To date, libraries, training institutions, cultural centres etc., have aimed mainly to be prominent as institutions on the Internet. The question that now needs to be posed, put bluntly, is whether such a fragmented presence of the work field still contributes to the flow of knowledge. Within the traditional knowledge-based environment, it was necessary that all the segments of the educational and socio-cultural work field be strongly and clearly profiled. They functioned as recognition sites. Within that environment, it was after all the user who was guided onto the path. If, after completing a task, he looked up from the map towards the horizon, he had to be able to clearly see the institution that he wanted to reach. Ever since, consequent upon telematics, the knowledge-based flow has been drastically changing direction, the user has been leaving his easy chair in front of the screen increasingly less frequently and the knowledge has been navigating in his direction rather than the other way round.

The existing layout of the educational and socio-cultural work field is still the result of (1) an old fashioned production system and (2) the rule-guided communication and distribution systems linked to that. The development of a common carrier for sound, picture and text has, meanwhile, put the future of the disciplinary allotment at risk. The individualisation of the learning process, finally, has overturned all the rules that up to now have predetermined, well in advance, what the individual needed in the way of content and duration in order to lay down a particular learning or socialising trajectory.

In the new knowledge-based environment, the user has simultaneous access to picture, text and sound. He can, moreover, manipulate and process them at will. The question of identity, and social and cultural attention, that to a significant extent determine in advance the content and duration of the learning process, are now defined by the user himself. It is this new user-driven educational, social and cultural participation paradigm that nowadays has to determine the layout of the work field.

In conformity with the new knowledge-based production and reproduction systems, and taking user feedback into account, the educational, social and cultural work field must now, collectively, set up a correspondent distribution system. Instead of, as used to be the case, mainly being committed to the profile of their institution, librarians, trainers, cultural initiators will from now on have to be committed, in particular off screen in a multidisciplinary way, to the strengthening of the position of the individual user within the new knowledge-based environment. In short, their task will consist in particular of effecting cross-discipline control of knowledge and information in the direction of the user.

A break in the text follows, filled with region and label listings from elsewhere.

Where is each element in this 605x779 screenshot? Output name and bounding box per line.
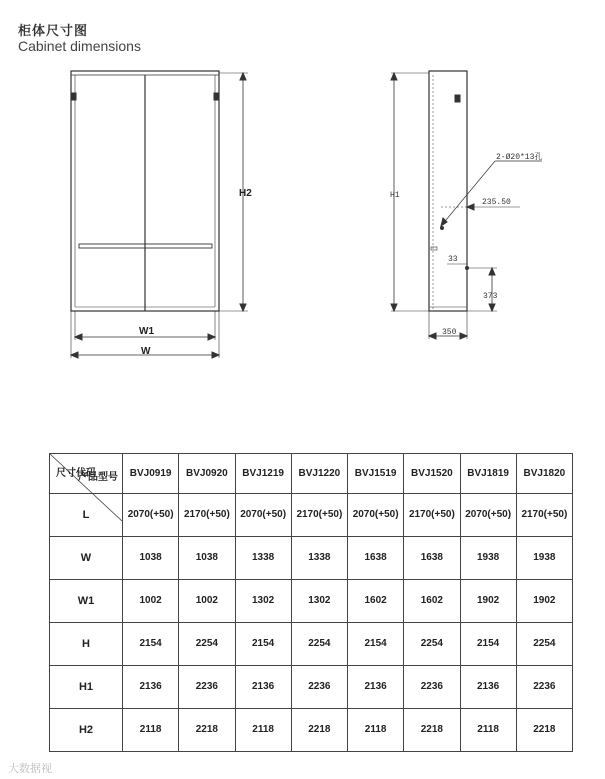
table-cell: 2154 [348,622,404,665]
table-row [50,622,573,665]
row-code: H2 [50,708,123,751]
table-cell: 2118 [123,708,179,751]
model-header: BVJ1520 [404,454,460,494]
table-row [50,665,573,708]
model-header: BVJ1220 [291,454,347,494]
table-row [50,536,573,579]
model-header: BVJ0920 [179,454,235,494]
table-cell: 2118 [235,708,291,751]
corner-code-label: 尺寸代码 [56,467,96,479]
table-cell: 1002 [123,579,179,622]
model-header: BVJ1819 [460,454,516,494]
corner-model-label: 产品型号 [78,472,118,483]
row-code: H [50,622,123,665]
table-cell: 1638 [348,536,404,579]
dimension-table [49,453,573,752]
table-cell: 2236 [179,665,235,708]
table-cell: 1938 [460,536,516,579]
table-cell: 1002 [179,579,235,622]
w-label: W [141,346,151,357]
left-hinge [72,93,76,100]
table-cell: 2236 [291,665,347,708]
table-cell: 2118 [348,708,404,751]
table-cell: 2236 [516,665,572,708]
table-corner-cell [50,454,123,494]
table-cell: 1302 [291,579,347,622]
side-bracket [431,247,437,250]
table-header-row [50,454,573,494]
table-row [50,708,573,751]
h1-label: H1 [390,191,400,200]
table-cell: 1938 [516,536,572,579]
table-row [50,579,573,622]
table-cell: 2254 [179,622,235,665]
model-header: BVJ1820 [516,454,572,494]
dim-235-label: 235.50 [482,198,511,207]
table-cell: 2154 [235,622,291,665]
row-code: L [50,493,123,536]
table-cell: 2118 [460,708,516,751]
model-header: BVJ1219 [235,454,291,494]
hole-spec-label: 2-Ø20*13孔 [496,153,543,162]
table-cell: 2236 [404,665,460,708]
side-latch [455,95,460,102]
dim-33-label: 33 [448,255,458,264]
table-cell: 2218 [404,708,460,751]
table-cell: 1902 [460,579,516,622]
page-title-en: Cabinet dimensions [18,38,141,54]
table-cell: 2170(+50) [291,493,347,536]
row-code: W [50,536,123,579]
table-cell: 1038 [123,536,179,579]
table-cell: 2070(+50) [235,493,291,536]
table-cell: 2170(+50) [516,493,572,536]
table-cell: 2254 [291,622,347,665]
table-cell: 2170(+50) [179,493,235,536]
model-header: BVJ1519 [348,454,404,494]
front-view [71,71,248,358]
table-cell: 2070(+50) [348,493,404,536]
side-view [391,71,542,339]
table-cell: 2170(+50) [404,493,460,536]
table-cell: 2070(+50) [460,493,516,536]
dim-350-label: 350 [442,328,457,337]
table-cell: 1638 [404,536,460,579]
table-cell: 2136 [235,665,291,708]
row-code: H1 [50,665,123,708]
table-cell: 2136 [460,665,516,708]
side-cabinet-outline [429,71,467,311]
table-cell: 1602 [348,579,404,622]
table-cell: 2136 [123,665,179,708]
table-cell: 1338 [235,536,291,579]
page-title-cn: 柜体尺寸图 [18,23,89,38]
table-cell: 2136 [348,665,404,708]
table-cell: 1902 [516,579,572,622]
table-cell: 1338 [291,536,347,579]
table-cell: 2154 [460,622,516,665]
w1-label: W1 [139,326,154,337]
table-cell: 2254 [516,622,572,665]
row-code: W1 [50,579,123,622]
right-hinge [214,93,218,100]
table-cell: 2254 [404,622,460,665]
h2-label: H2 [239,188,252,199]
table-cell: 2218 [179,708,235,751]
table-row [50,493,573,536]
model-header: BVJ0919 [123,454,179,494]
hole-leader-line [441,161,495,226]
table-cell: 1038 [179,536,235,579]
table-cell: 1302 [235,579,291,622]
table-cell: 1602 [404,579,460,622]
watermark: 大数据视 [8,763,52,775]
dim-373-label: 373 [483,292,498,301]
table-cell: 2218 [516,708,572,751]
table-cell: 2154 [123,622,179,665]
table-cell: 2218 [291,708,347,751]
table-cell: 2070(+50) [123,493,179,536]
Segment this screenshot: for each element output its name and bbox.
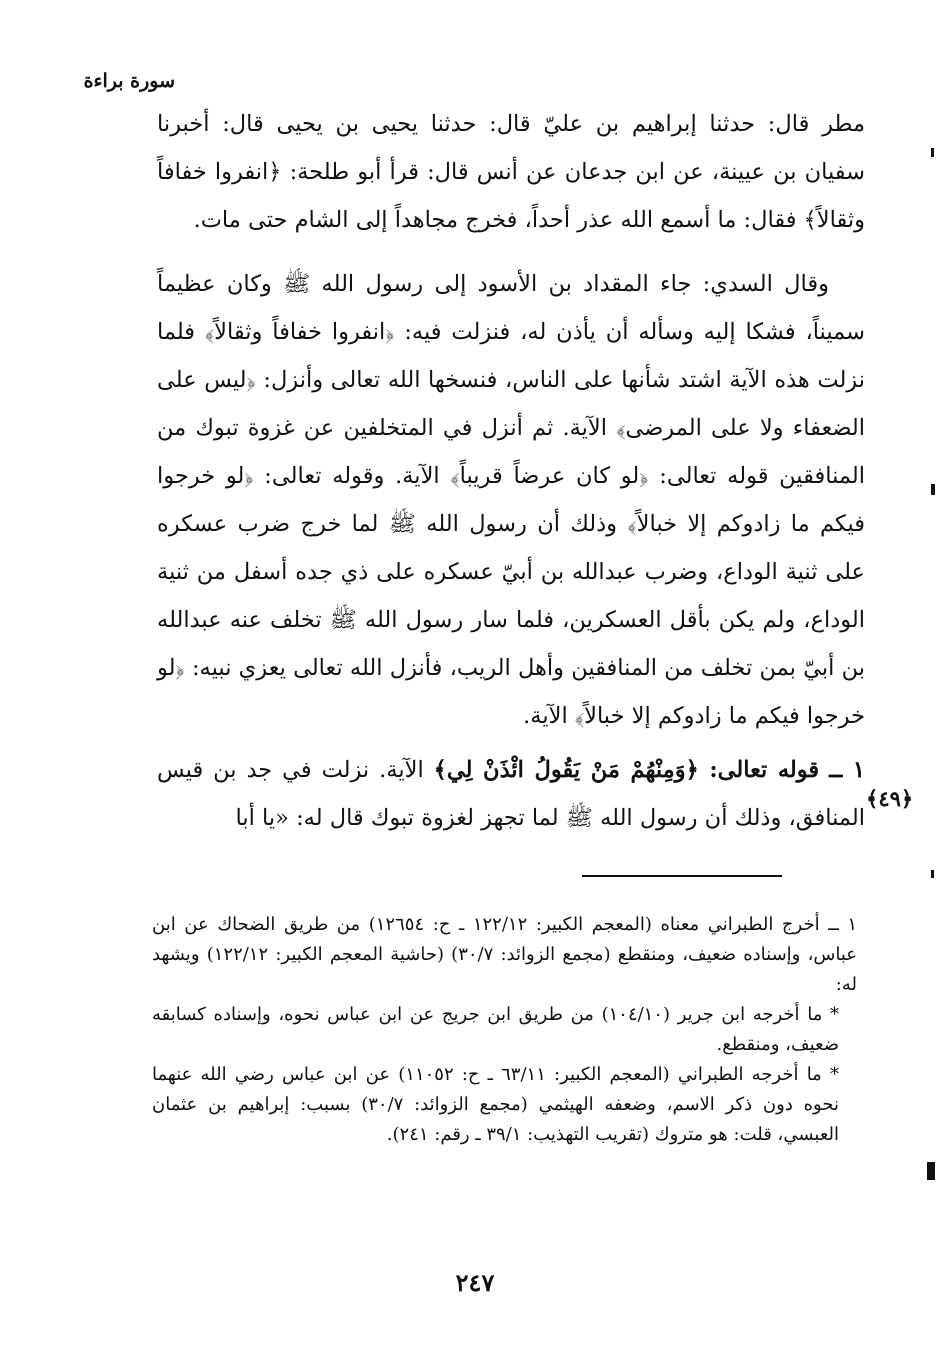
page-number: ٢٤٧	[455, 1268, 495, 1297]
footnote-item: * ما أخرجه ابن جرير (١٠٤/١٠) من طريق ابن جريج عن ابن عباس نحوه، وإسناده كسابقه ضعيف، ومنقطع.	[152, 1004, 840, 1055]
scan-edge-mark	[931, 148, 934, 157]
main-text-body	[157, 100, 865, 842]
footnote-separator	[582, 875, 782, 877]
footnote-item: * ما أخرجه الطبراني (المعجم الكبير: ٦٣/١١ ـ ح: ١١٠٥٢) عن ابن عباس رضي الله عنهما نحوه دون ذكر الاسم، وضعفه الهيثمي (مجمع الزوائد: ٣٠/٧) بسبب: إبراهيم بن عثمان العبسي، قلت: هو متروك (تقريب التهذيب: ٣٩/١ ـ رقم: ٢٤١).	[152, 1064, 839, 1145]
note-text: الآية. نزلت في جد بن قيس المنافق، وذلك أن رسول الله ﷺ لما تجهز لغزوة تبوك قال له: «يا أبا	[157, 757, 865, 831]
scan-edge-mark	[931, 484, 935, 495]
scan-edge-mark	[931, 870, 934, 878]
footnote-item: ١ ــ أخرج الطبراني معناه (المعجم الكبير: ١٢٢/١٢ ـ ح: ١٢٦٥٤) من طريق الضحاك عن ابن عباس، وإسناده ضعيف، ومنقطع (مجمع الزوائد: ٣٠/٧) (حاشية المعجم الكبير: ١٢٢/١٢) ويشهد له:	[152, 914, 858, 995]
paragraph-suddi: وقال السدي: جاء المقداد بن الأسود إلى رسول الله ﷺ وكان عظيماً سميناً، فشكا إليه وسأله أن يأذن له، فنزلت فيه: ﴿انفروا خفافاً وثقالاً﴾ فلما نزلت هذه الآية اشتد شأنها على الناس، فنسخها الله تعالى وأنزل: ﴿ليس على الضعفاء ولا على المرضى﴾ الآية. ثم أنزل في المتخلفين عن غزوة تبوك من المنافقين قوله تعالى: ﴿لو كان عرضاً قريباً﴾ الآية. وقوله تعالى: ﴿لو خرجوا فيكم ما زادوكم إلا خبالاً﴾ وذلك أن رسول الله ﷺ لما خرج ضرب عسكره على ثنية الوداع، وضرب عبدالله بن أبيّ عسكره على ذي جده أسفل من ثنية الوداع، ولم يكن بأقل العسكرين، فلما سار رسول الله ﷺ تخلف عنه عبدالله بن أبيّ بمن تخلف من المنافقين وأهل الريب، فأنزل الله تعالى يعزي نبيه: ﴿لو خرجوا فيكم ما زادوكم إلا خبالاً﴾ الآية.	[157, 271, 865, 729]
paragraph-continuation: مطر قال: حدثنا إبراهيم بن عليّ قال: حدثنا يحيى بن يحيى قال: أخبرنا سفيان بن عيينة، عن ابن جدعان عن أنس قال: قرأ أبو طلحة: ﴿انفروا خفافاً وثقالاً﴾ فقال: ما أسمع الله عذر أحداً، فخرج مجاهداً إلى الشام حتى مات.	[157, 111, 865, 233]
scan-edge-mark	[927, 1162, 935, 1180]
numbered-note-paragraph	[157, 746, 865, 842]
note-number: ١ ــ	[829, 757, 865, 783]
verse-number-marker: ﴿٤٩﴾	[866, 786, 914, 811]
running-header: سورة براءة	[83, 70, 175, 92]
note-verse-quote: قوله تعالى: ﴿وَمِنْهُمْ مَنْ يَقُولُ ائْذَنْ لِي﴾	[433, 757, 820, 783]
footnotes-section	[152, 910, 857, 1150]
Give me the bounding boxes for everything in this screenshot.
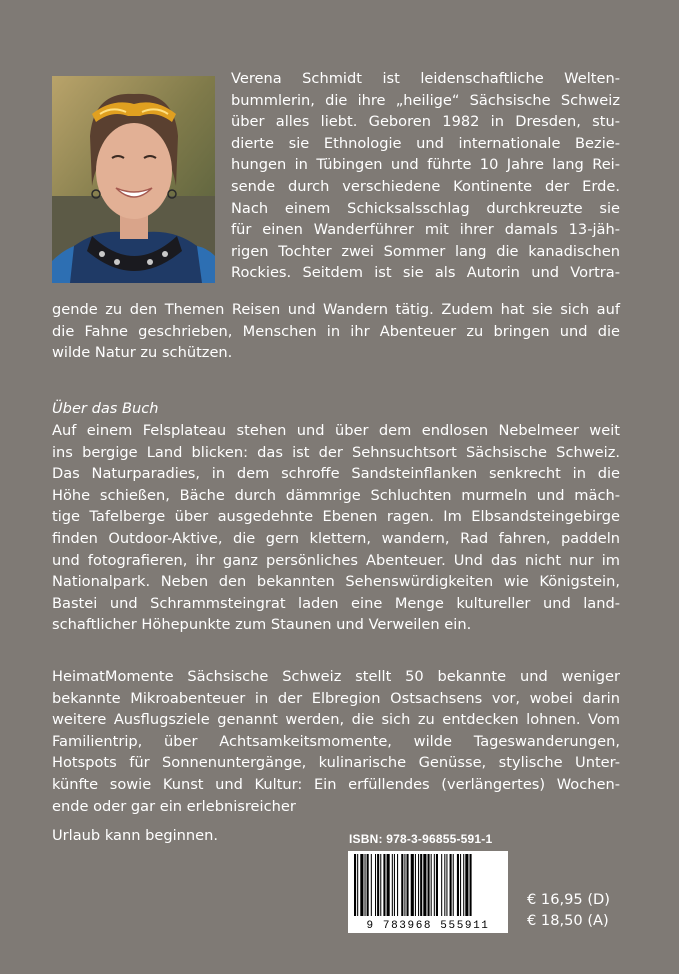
author-portrait-image — [52, 76, 215, 283]
book-description-line: Familientrip, über Achtsamkeitsmomente, wilde Tageswanderungen, — [52, 732, 620, 750]
author-bio-line: gende zu den Themen Reisen und Wandern tätig. Zudem hat sie sich auf — [52, 301, 620, 318]
book-description-paragraph-2 — [52, 666, 620, 817]
book-description-line: weitere Ausflugsziele genannt werden, die sich zu entdecken lohnen. Vom — [52, 711, 620, 729]
book-description-line: bekannte Mikroabenteuer in der Elbregion Ostsachsens vor, wobei darin — [52, 689, 620, 707]
author-bio-line: Verena Schmidt ist leidenschaftliche Welten- — [231, 70, 620, 87]
author-bio-line: sende durch verschiedene Kontinente der Erde. — [231, 177, 620, 195]
author-bio-line: die Fahne geschrieben, Menschen in ihr Abenteuer zu bringen und die — [52, 322, 620, 340]
book-description-line: HeimatMomente Sächsische Schweiz stellt 50 bekannte und weniger — [52, 668, 620, 685]
author-photo — [52, 76, 215, 283]
isbn-barcode — [348, 851, 508, 933]
author-bio-wrapped — [231, 68, 620, 284]
barcode-digits: 9 783968 555911 — [366, 920, 490, 932]
author-bio-line: rigen Tochter zwei Sommer lang die kanadischen — [231, 242, 620, 260]
book-description-line: Auf einem Felsplateau stehen und über dem endlosen Nebelmeer weit — [52, 422, 620, 439]
price-germany: € 16,95 (D) — [527, 891, 610, 908]
author-bio-line: wilde Natur zu schützen. — [52, 344, 233, 362]
book-description-line: künfte sowie Kunst und Kultur: Ein erfüllendes (verlängertes) Wochen- — [52, 775, 620, 793]
book-description-line: Bastei und Schrammsteingrat laden eine Menge kultureller und land- — [52, 594, 620, 612]
author-bio-line: bummlerin, die ihre „heilige“ Sächsische Schweiz — [231, 91, 620, 109]
author-bio-continued — [52, 299, 620, 364]
book-description-line: finden Outdoor-Aktive, die gern klettern, wandern, Rad fahren, paddeln — [52, 529, 620, 547]
book-description-line: und fotografieren, ihr ganz persönliches Abenteuer. Und das nicht nur im — [52, 551, 620, 569]
isbn-label: ISBN: 978-3-96855-591-1 — [349, 832, 493, 846]
author-bio-line: für einen Wanderführer mit ihrer damals 13-jäh- — [231, 221, 620, 239]
book-description-line: Nationalpark. Neben den bekannten Sehenswürdigkeiten wie Königstein, — [52, 573, 620, 591]
author-bio-line: dierte sie Ethnologie und internationale Bezie- — [231, 134, 620, 152]
barcode-bars — [348, 851, 508, 921]
author-bio-line: hungen in Tübingen und führte 10 Jahre lang Rei- — [231, 156, 620, 174]
book-description-paragraph-1 — [52, 420, 620, 636]
book-description-line: schaftlicher Höhepunkte zum Staunen und Verweilen ein. — [52, 616, 472, 634]
book-description-line: Hotspots für Sonnenuntergänge, kulinarische Genüsse, stylische Unter- — [52, 754, 620, 772]
book-description-final-line: Urlaub kann beginnen. — [52, 827, 219, 844]
price-austria: € 18,50 (A) — [527, 912, 609, 929]
book-description-line: tige Tafelberge über ausgedehnte Ebenen ragen. Im Elbsandsteingebirge — [52, 508, 620, 526]
author-bio-line: über alles liebt. Geboren 1982 in Dresden, stu- — [231, 113, 620, 131]
book-description-line: ende oder gar ein erlebnisreicher — [52, 797, 296, 815]
book-description-line: Höhe schießen, Bäche durch dämmrige Schluchten murmeln und mäch- — [52, 486, 620, 504]
author-bio-line: Rockies. Seitdem ist sie als Autorin und Vortra- — [231, 264, 620, 282]
book-description-line: ins bergige Land blicken: das ist der Sehnsuchtsort Sächsische Schweiz. — [52, 443, 620, 461]
book-description-line: Das Naturparadies, in dem schroffe Sandsteinflanken senkrecht in die — [52, 465, 620, 483]
book-section-title: Über das Buch — [52, 400, 159, 417]
author-bio-line: Nach einem Schicksalsschlag durchkreuzte sie — [231, 199, 620, 217]
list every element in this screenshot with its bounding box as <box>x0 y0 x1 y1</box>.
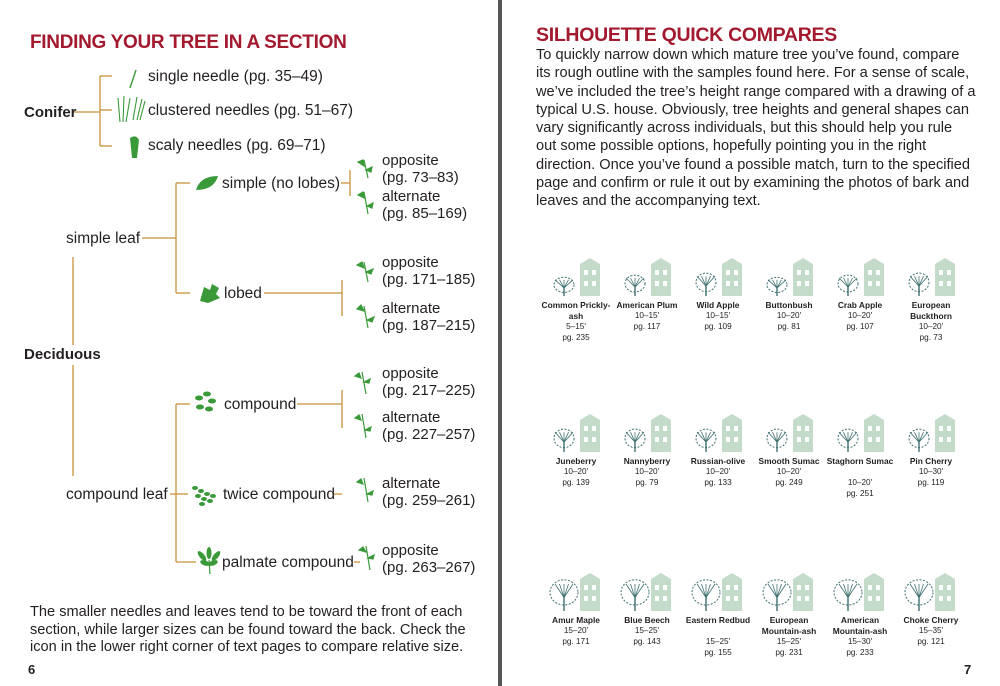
house-icon <box>580 258 600 296</box>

The private appearance de visu, by contrast, of the different operators, is only necessary in this knowledge-based environment if the user expressly requests it.

Since October 1996, librarians and educationists have been contemplating within the context of the Socrates project: The Public and the Library, on how such a cross-discipline distribution system can be effected for educational work, libraries and the cultural sector. The starting points of the participants in this project: Danes, Flemings, Catalans, and Italians, are diverse. The northerners have comparatively good penetration of the Internet and a good educational, social and cultural physical network. The partners implement the user-driven participation paradigm differently, according to their different stances.

In the north, and particularly in Flanders, the emphasis currently lies in the development of sound access to the WWW. The southerners, with the Italians at the head, who for decades now have unfortunately been lacking an educational, social and cultural infrastructure, are, by contrast, beginning the construction of a physical infrastructure that should facilitate the knowledge-based distribution of the entire educational, social and cultural work field, cf. La dessiminazione stellare in Isolotto/Florence. The northerners hope that the existing distribution system will gradually adapt itself to the order of the new participation paradigm. The southerners can spare themselves this painful transformation process. They will soon be ready with a physical infrastructure that slots in perfectly with the new user-controlled participation paradigm.